Disproportionate IGF-1R+ peripheral blood CD4+CD3+ and CD3+ T cells from patients with GD reflect the T cell population infiltrating orbital connective tissue in TAO. Peripheral blood (PB) and orbital connective tissue T cells from a single patient with GD and those from a single control donor were examined for IGF-1R display by flow cytometry. Data are representative of three experiments. Bottom panels, Similar, nearly uniform IGF-1R display was found in bone marrow-derived (BM) CD3+ T cells from a patient with GD and those from a donor without autoimmune disease. PB (inset) and BM T cells were stained with anti-CD3 Abs and with anti-IGF-1R Abs (solid) or isotype control Abs (open) and subjected to flow cytometry.

We next investigated whether the increased fraction of peripheral and orbital IGF-1R+ T cells of patients with GD mirrored those in their bone marrow. As demonstrated in Fig. 2, marrow-derived T cells (CD3+CD19CD45+ CD15CD14) from two control donors and a patient with GD uniformly express IGF-1R. The expected increased fraction in peripheral blood IGF-1R+ T cells is found in GD (Fig. 2, inset). Thus, the relative abundance of IGF-1R+ bone marrow T cells appears substantially greater than that found in the peripheral circulation of both control donors and those with GD.

CD45RO+IGF-1R+ phenotype accounts for the increased fraction of IGF-1R+ T cells in patients with GD

The fraction of CD45RA+IGF-1R+ T lymphocytes from patients and control donors appears similar (Fig. 3). In contrast, CD3+CD45RO+IGF-1R+ cells account for a small fraction of T cells from control donors (8 ± 4%; n = 5) but a substantially greater proportion of those from patients (57 ± 12%; n = 5; p < 0.01 vs control). This is true for both CD4+ and CD8+CD45RO+ T cells. Thus, both CD4+ and CD8+ memory T lymphocytes account for the increased fraction of IGF-1R+ T cells in patients with GD.

FIGURE 3.
FIGURE 3.

Disproportionate IGF-1R+CD45RO+ memory T cells from patients with GD. The fraction of CD3+, CD4+, and CD8+ T lymphocytes expressing IGF-1R was determined using multiparameter flow cytometry by gating on populations of CD3+, CD4+, or CD8+, CD45RA+ or CD45RO+ T cells and is represented as a histogram (solid) compared with isotype controls (open). A, Naive CD45RA+ lymphocytes from a patient with GD and a control donor demonstrate a similar, frequent display of IGF-1R. B, The fraction of memory CD45RO+ lymphocytes expressing IGF-1R is dramatically greater in lymphocytes from a patient with GD compared with a control. GD CD8+CD45RO+ T lymphocytes uniformly express IGF-1R, compared with infrequent control CD8+CD45RO+ cells. T cell expression of IGF-1R was representative of our aggregate observations.

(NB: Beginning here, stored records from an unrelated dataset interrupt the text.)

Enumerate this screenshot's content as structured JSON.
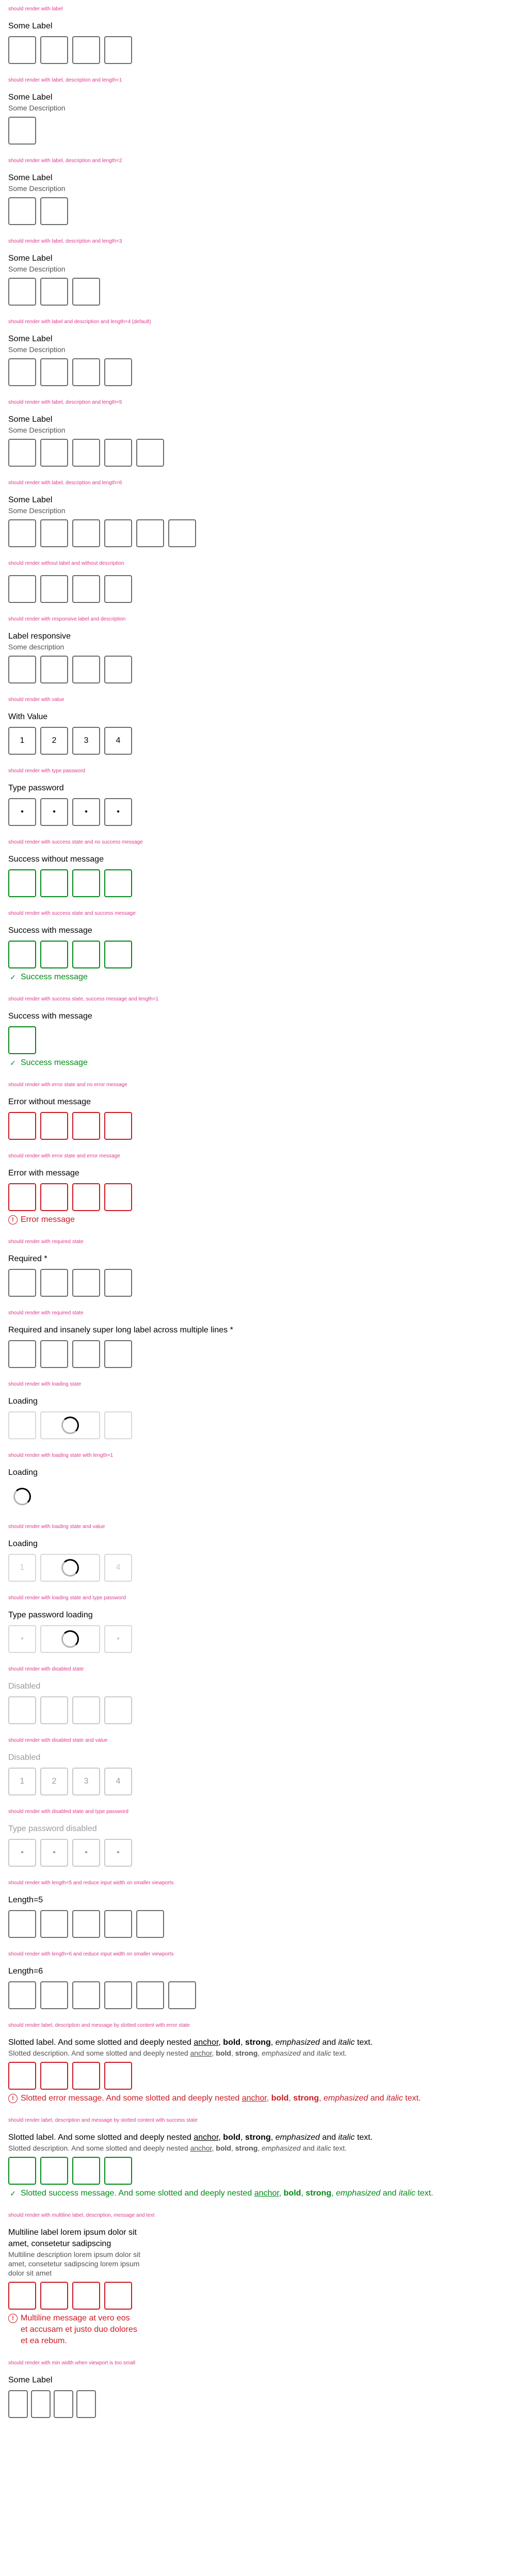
{
  "cases": {
    "c1": {
      "title": "should render with label",
      "label": "Some Label"
    },
    "c2": {
      "title": "should render with label, description and length=1",
      "label": "Some Label",
      "desc": "Some Description"
    },
    "c3": {
      "title": "should render with label, description and length=2",
      "label": "Some Label",
      "desc": "Some Description"
    },
    "c4": {
      "title": "should render with label, description and length=3",
      "label": "Some Label",
      "desc": "Some Description"
    },
    "c5": {
      "title": "should render with label and description and length=4 (default)",
      "label": "Some Label",
      "desc": "Some Description"
    },
    "c6": {
      "title": "should render with label, description and length=5",
      "label": "Some Label",
      "desc": "Some Description"
    },
    "c7": {
      "title": "should render with label, description and length=6",
      "label": "Some Label",
      "desc": "Some Description"
    },
    "c8": {
      "title": "should render without label and without description"
    },
    "c9": {
      "title": "should render with responsive label and description",
      "label": "Label responsive",
      "desc": "Some description"
    },
    "c10": {
      "title": "should render with value",
      "label": "With Value",
      "values": [
        "1",
        "2",
        "3",
        "4"
      ]
    },
    "c11": {
      "title": "should render with type password",
      "label": "Type password",
      "values": [
        "•",
        "•",
        "•",
        "•"
      ]
    },
    "c12": {
      "title": "should render with success state and no success message",
      "label": "Success without message"
    },
    "c13": {
      "title": "should render with success state and success message",
      "label": "Success with message",
      "message": "Success message"
    },
    "c14": {
      "title": "should render with success state, success message and length=1",
      "label": "Success with message",
      "message": "Success message"
    },
    "c15": {
      "title": "should render with error state and no error message",
      "label": "Error without message"
    },
    "c16": {
      "title": "should render with error state and error message",
      "label": "Error with message",
      "message": "Error message"
    },
    "c17": {
      "title": "should render with required state",
      "label": "Required *"
    },
    "c18": {
      "title": "should render with required state",
      "label": "Required and insanely super long label across multiple lines *"
    },
    "c19": {
      "title": "should render with loading state",
      "label": "Loading"
    },
    "c20": {
      "title": "should render with loading state with length=1",
      "label": "Loading"
    },
    "c21": {
      "title": "should render with loading state and value",
      "label": "Loading",
      "values": [
        "1",
        "",
        "3",
        "4"
      ]
    },
    "c22": {
      "title": "should render with loading state and type password",
      "label": "Type password loading",
      "values": [
        "•",
        "",
        "•",
        "•"
      ]
    },
    "c23": {
      "title": "should render with disabled state",
      "label": "Disabled"
    },
    "c24": {
      "title": "should render with disabled state and value",
      "label": "Disabled",
      "values": [
        "1",
        "2",
        "3",
        "4"
      ]
    },
    "c25": {
      "title": "should render with disabled state and type password",
      "label": "Type password disabled",
      "values": [
        "•",
        "•",
        "•",
        "•"
      ]
    },
    "c26": {
      "title": "should render with length=5 and reduce input width on smaller viewports",
      "label": "Length=5"
    },
    "c27": {
      "title": "should render with length=6 and reduce input width on smaller viewports",
      "label": "Length=6"
    },
    "c28": {
      "title": "should render label, description and message by slotted content with error state",
      "label_parts": {
        "a": "Slotted label. And some slotted and deeply nested ",
        "anchor": "anchor",
        "b": ", ",
        "bold": "bold",
        "c": ", ",
        "strong": "strong",
        "d": ", ",
        "em": "emphasized",
        "e": " and ",
        "i": "italic",
        "f": " text."
      },
      "desc_parts": {
        "a": "Slotted description. And some slotted and deeply nested ",
        "anchor": "anchor",
        "b": ", ",
        "bold": "bold",
        "c": ", ",
        "strong": "strong",
        "d": ", ",
        "em": "emphasized",
        "e": " and ",
        "i": "italic",
        "f": " text."
      },
      "msg_parts": {
        "a": "Slotted error message. And some slotted and deeply nested ",
        "anchor": "anchor",
        "b": ", ",
        "bold": "bold",
        "c": ", ",
        "strong": "strong",
        "d": ", ",
        "em": "emphasized",
        "e": " and ",
        "i": "italic",
        "f": " text."
      }
    },
    "c29": {
      "title": "should render label, description and message by slotted content with success state",
      "label_parts": {
        "a": "Slotted label. And some slotted and deeply nested ",
        "anchor": "anchor",
        "b": ", ",
        "bold": "bold",
        "c": ", ",
        "strong": "strong",
        "d": ", ",
        "em": "emphasized",
        "e": " and ",
        "i": "italic",
        "f": " text."
      },
      "desc_parts": {
        "a": "Slotted description. And some slotted and deeply nested ",
        "anchor": "anchor",
        "b": ", ",
        "bold": "bold",
        "c": ", ",
        "strong": "strong",
        "d": ", ",
        "em": "emphasized",
        "e": " and ",
        "i": "italic",
        "f": " text."
      },
      "msg_parts": {
        "a": "Slotted success message. And some slotted and deeply nested ",
        "anchor": "anchor",
        "b": ", ",
        "bold": "bold",
        "c": ", ",
        "strong": "strong",
        "d": ", ",
        "em": "emphasized",
        "e": " and ",
        "i": "italic",
        "f": " text."
      }
    },
    "c30": {
      "title": "should render with multiline label, description, message and text",
      "label": "Multiline label lorem ipsum dolor sit amet, consetetur sadipscing",
      "desc": "Multiline description lorem ipsum dolor sit amet, consetetur sadipscing lorem ipsum dolor sit amet",
      "message": "Multiline message at vero eos et accusam et justo duo dolores et ea rebum."
    },
    "c31": {
      "title": "should render with min width when viewport is too small",
      "label": "Some Label"
    }
  },
  "colors": {
    "title": "#de3b8b",
    "success": "#018a16",
    "error": "#cc1922",
    "border": "#6b6d70"
  },
  "icons": {
    "success": "check-icon",
    "error": "exclamation-circle-icon"
  }
}
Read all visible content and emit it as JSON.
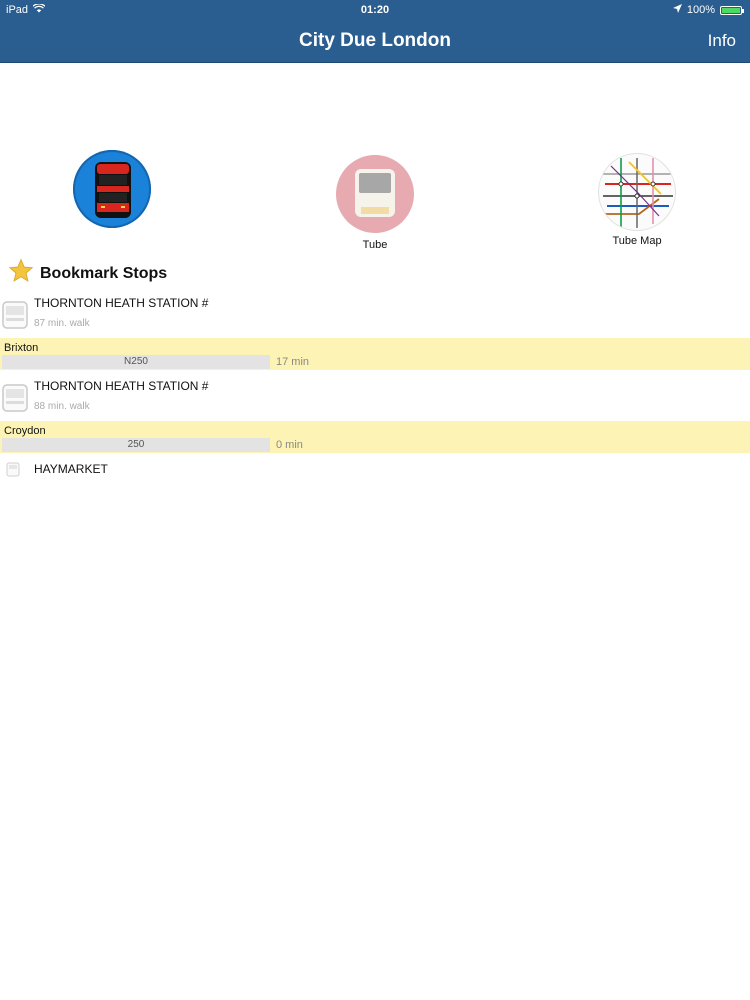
{
  "status": {
    "device": "iPad",
    "time": "01:20",
    "battery": "100%",
    "battery_level": 1.0
  },
  "navbar": {
    "title": "City Due London",
    "info_label": "Info"
  },
  "launchers": {
    "bus_label": "",
    "tube_label": "Tube",
    "map_label": "Tube Map"
  },
  "bookmarks": {
    "title": "Bookmark Stops",
    "stops": [
      {
        "name": "THORNTON HEATH STATION #",
        "walk": "87 min. walk",
        "destination": "Brixton",
        "route": "N250",
        "eta": "17 min"
      },
      {
        "name": "THORNTON HEATH STATION #",
        "walk": "88 min. walk",
        "destination": "Croydon",
        "route": "250",
        "eta": "0 min"
      },
      {
        "name": "HAYMARKET"
      }
    ]
  },
  "colors": {
    "nav_bg": "#2a5d90",
    "route_band": "#fdf3b5",
    "bus_icon_bg": "#1a82d8",
    "tube_icon_bg": "#e7aab0",
    "battery_fill": "#4cd964"
  }
}
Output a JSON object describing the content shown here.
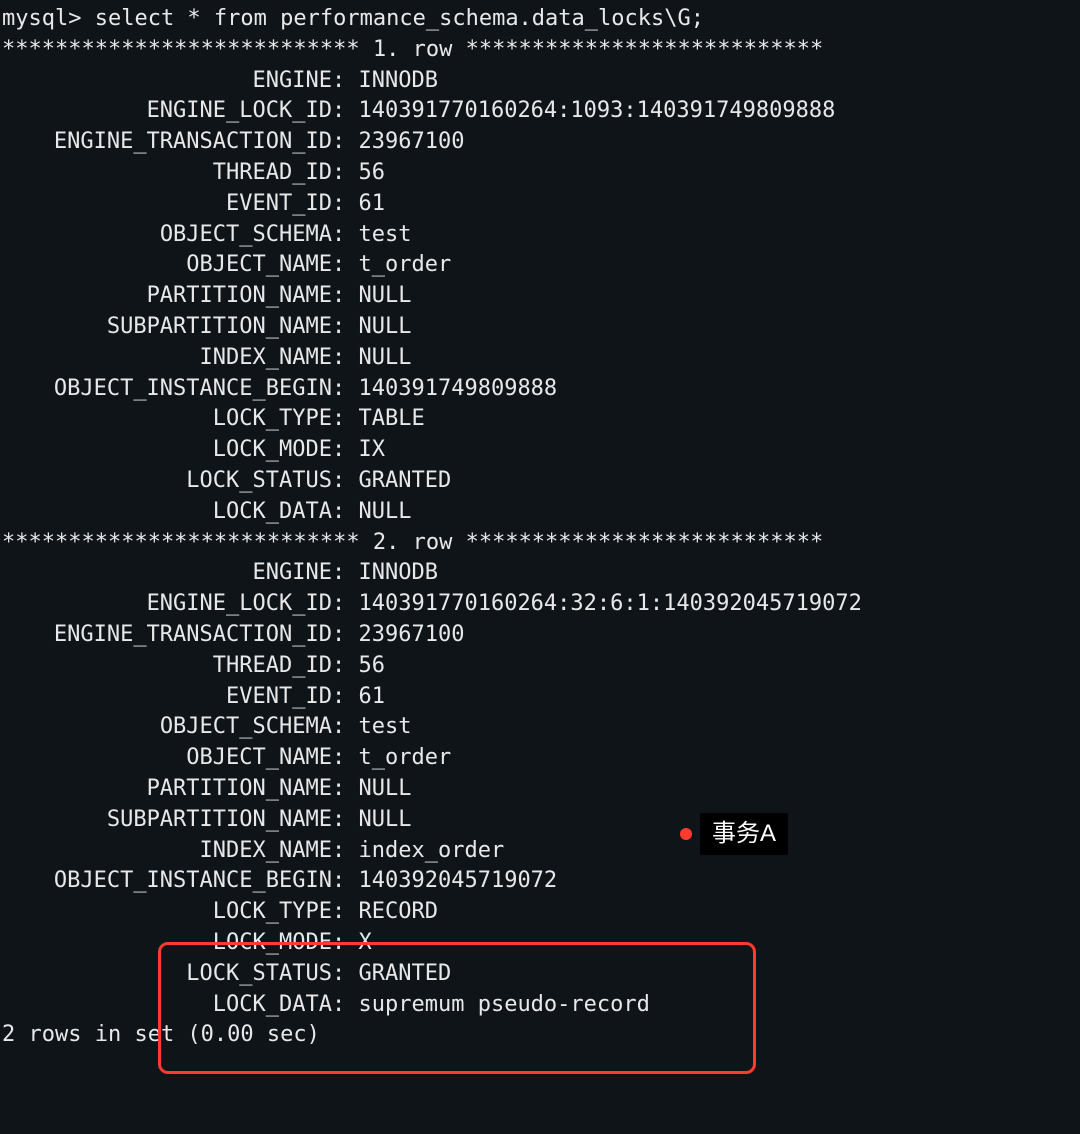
{
  "prompt": "mysql> select * from performance_schema.data_locks\\G;",
  "separator1": "*************************** 1. row ***************************",
  "separator2": "*************************** 2. row ***************************",
  "rows": [
    {
      "fields": [
        {
          "label": "ENGINE",
          "value": "INNODB"
        },
        {
          "label": "ENGINE_LOCK_ID",
          "value": "140391770160264:1093:140391749809888"
        },
        {
          "label": "ENGINE_TRANSACTION_ID",
          "value": "23967100"
        },
        {
          "label": "THREAD_ID",
          "value": "56"
        },
        {
          "label": "EVENT_ID",
          "value": "61"
        },
        {
          "label": "OBJECT_SCHEMA",
          "value": "test"
        },
        {
          "label": "OBJECT_NAME",
          "value": "t_order"
        },
        {
          "label": "PARTITION_NAME",
          "value": "NULL"
        },
        {
          "label": "SUBPARTITION_NAME",
          "value": "NULL"
        },
        {
          "label": "INDEX_NAME",
          "value": "NULL"
        },
        {
          "label": "OBJECT_INSTANCE_BEGIN",
          "value": "140391749809888"
        },
        {
          "label": "LOCK_TYPE",
          "value": "TABLE"
        },
        {
          "label": "LOCK_MODE",
          "value": "IX"
        },
        {
          "label": "LOCK_STATUS",
          "value": "GRANTED"
        },
        {
          "label": "LOCK_DATA",
          "value": "NULL"
        }
      ]
    },
    {
      "fields": [
        {
          "label": "ENGINE",
          "value": "INNODB"
        },
        {
          "label": "ENGINE_LOCK_ID",
          "value": "140391770160264:32:6:1:140392045719072"
        },
        {
          "label": "ENGINE_TRANSACTION_ID",
          "value": "23967100"
        },
        {
          "label": "THREAD_ID",
          "value": "56"
        },
        {
          "label": "EVENT_ID",
          "value": "61"
        },
        {
          "label": "OBJECT_SCHEMA",
          "value": "test"
        },
        {
          "label": "OBJECT_NAME",
          "value": "t_order"
        },
        {
          "label": "PARTITION_NAME",
          "value": "NULL"
        },
        {
          "label": "SUBPARTITION_NAME",
          "value": "NULL"
        },
        {
          "label": "INDEX_NAME",
          "value": "index_order"
        },
        {
          "label": "OBJECT_INSTANCE_BEGIN",
          "value": "140392045719072"
        },
        {
          "label": "LOCK_TYPE",
          "value": "RECORD"
        },
        {
          "label": "LOCK_MODE",
          "value": "X"
        },
        {
          "label": "LOCK_STATUS",
          "value": "GRANTED"
        },
        {
          "label": "LOCK_DATA",
          "value": "supremum pseudo-record"
        }
      ]
    }
  ],
  "footer": "2 rows in set (0.00 sec)",
  "annotation": {
    "label": "事务A"
  }
}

IGF-1R expression in T cells is induced by activation through the CD3 complex

We next investigated whether IGF-1R display on T cells from patients with GD is durable in culture and can be up-regulated by CD3 activation (Fig. 4). Peripheral blood T cells from those patients and control donors were isolated and placed in culture without or with anti-CD3 Ab (10 μg/ml). As expected, an increased fraction of GD-derived T cells expressed IGF-1R (68%) compared with controls (25%) immediately following isolation. These levels remained constant for 72 h in culture without stimulation. Addition of anti-CD3 Ab expanded IGF-1R+ T cells after 72 h in cultures from both sources. In each experiment (n = 5), fewer IGF-1R+ T cells (unstimulated and anti-CD3-stimulated) were found in control donor cultures than those from patients with GD (CD3-stimulated GD T cells, 84 ± 6%; control T cells, 57 ± 5%; p < 0.05). The MFI of CD3+IGF-1R+ T cells derived from GD and control donors was similar.

FIGURE 4.
FIGURE 4.

Durable, high-level IGF-1R display by peripheral blood T cells from patients with GD and controls can be enhanced by CD3 activation in vitro. PBMCs were isolated from a patient and a control donor and cultured for up to 72 h without or with immobilized anti-CD3. IGF-1R display was assessed using multiparameter flow cytometry. Horizontal line was determined from isotype control. Data are representative of four experiments.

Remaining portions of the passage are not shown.